We spend most of our time at FCRAland studying those rights included in the Fair Credit Reporting Act, as it was established in 1970. Yet Congress has amended FCRA over the years, including by adding additional statutory schemes and causes of action. For instance, in 2003, Congress passed the Fair and Accurate Credit Transactions Act (“FACTA”), which is now a part of FCRA. Under that statute, companies accepting credit card payments may not print more than the last five digits of a credit card number on a receipt. 15 U.S.C. § 1681c(g)(1).
Thus, the clothing retailer J. Crew found itself defending class action allegations that it had wrongfully printed as many as ten numbers on various credit card receipts. See Kamal v. J. Crew Grp., Inc., 2019 U.S. App. LEXIS 7053 (3rd Cir. Mar. 8, 2019). J. Crew responded by arguing that the allegations of harm were insufficient, under Spokeo, to demonstrate that the class representative had standing to bring any FACTA claim.

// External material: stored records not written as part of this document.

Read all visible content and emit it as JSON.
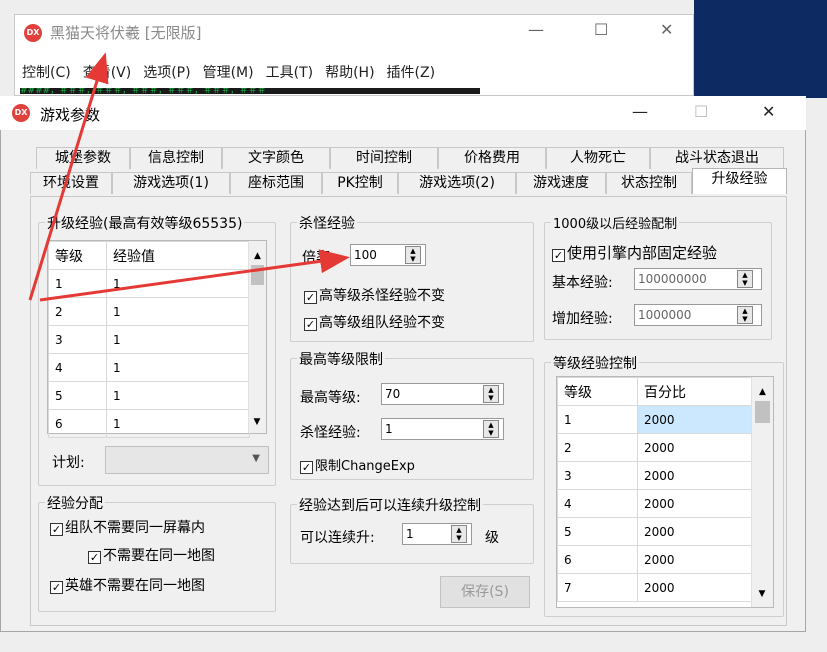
{
  "bg_window": {
    "title": "黑猫天将伏羲 [无限版]",
    "logo": "DX",
    "menu": [
      "控制(C)",
      "查看(V)",
      "选项(P)",
      "管理(M)",
      "工具(T)",
      "帮助(H)",
      "插件(Z)"
    ],
    "minimize": "—",
    "maximize": "☐",
    "close": "✕",
    "status_text": "####，＃＃＃，＃＃＃，＃＃＃，＃＃＃，＃＃＃，＃＃＃"
  },
  "dialog": {
    "title": "游戏参数",
    "logo": "DX",
    "minimize": "—",
    "maximize": "☐",
    "close": "✕",
    "tabs_row1": [
      "城堡参数",
      "信息控制",
      "文字颜色",
      "时间控制",
      "价格费用",
      "人物死亡",
      "战斗状态退出"
    ],
    "tabs_row2": [
      "环境设置",
      "游戏选项(1)",
      "座标范围",
      "PK控制",
      "游戏选项(2)",
      "游戏速度",
      "状态控制",
      "升级经验"
    ],
    "active_tab": "升级经验"
  },
  "level_exp": {
    "title": "升级经验(最高有效等级65535)",
    "col_level": "等级",
    "col_exp": "经验值",
    "rows": [
      [
        "1",
        "1"
      ],
      [
        "2",
        "1"
      ],
      [
        "3",
        "1"
      ],
      [
        "4",
        "1"
      ],
      [
        "5",
        "1"
      ],
      [
        "6",
        "1"
      ]
    ],
    "plan_label": "计划:"
  },
  "exp_distribution": {
    "title": "经验分配",
    "opt1": "组队不需要同一屏幕内",
    "opt2": "不需要在同一地图",
    "opt3": "英雄不需要在同一地图"
  },
  "kill_exp": {
    "title": "杀怪经验",
    "rate_label": "倍率:",
    "rate_value": "100",
    "opt1": "高等级杀怪经验不变",
    "opt2": "高等级组队经验不变"
  },
  "max_level": {
    "title": "最高等级限制",
    "max_label": "最高等级:",
    "max_value": "70",
    "kill_label": "杀怪经验:",
    "kill_value": "1",
    "limit_label": "限制ChangeExp"
  },
  "continuous": {
    "title": "经验达到后可以连续升级控制",
    "label": "可以连续升:",
    "value": "1",
    "unit": "级"
  },
  "over1000": {
    "title": "1000级以后经验配制",
    "use_engine": "使用引擎内部固定经验",
    "base_label": "基本经验:",
    "base_value": "100000000",
    "inc_label": "增加经验:",
    "inc_value": "1000000"
  },
  "level_exp_ctrl": {
    "title": "等级经验控制",
    "col_level": "等级",
    "col_pct": "百分比",
    "rows": [
      [
        "1",
        "2000"
      ],
      [
        "2",
        "2000"
      ],
      [
        "3",
        "2000"
      ],
      [
        "4",
        "2000"
      ],
      [
        "5",
        "2000"
      ],
      [
        "6",
        "2000"
      ],
      [
        "7",
        "2000"
      ]
    ]
  },
  "save_button": "保存(S)",
  "colors": {
    "arrow": "#e53935",
    "logo": "#e0413d",
    "selection": "#cce8ff",
    "bg_right": "#0e2a63"
  }
}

The trial court agreed, holding that FACTA only protected consumers suffering from actual harm to their credit or identity.
The Third Circuit likewise agreed with J. Crew, holding that the procedural violation of FACTA did not necessarily equate to harm, and that the plaintiff had not presented a sufficient degree of risk that his identity would be stolen. Thus, any injury was speculative. The Third Circuit therefore affirmed the trial court’s dismissal of the case. However, it noted that the dismissal should be without prejudice, since it was based in subject matter jurisdiction and did not operate as an adjudication on the merits.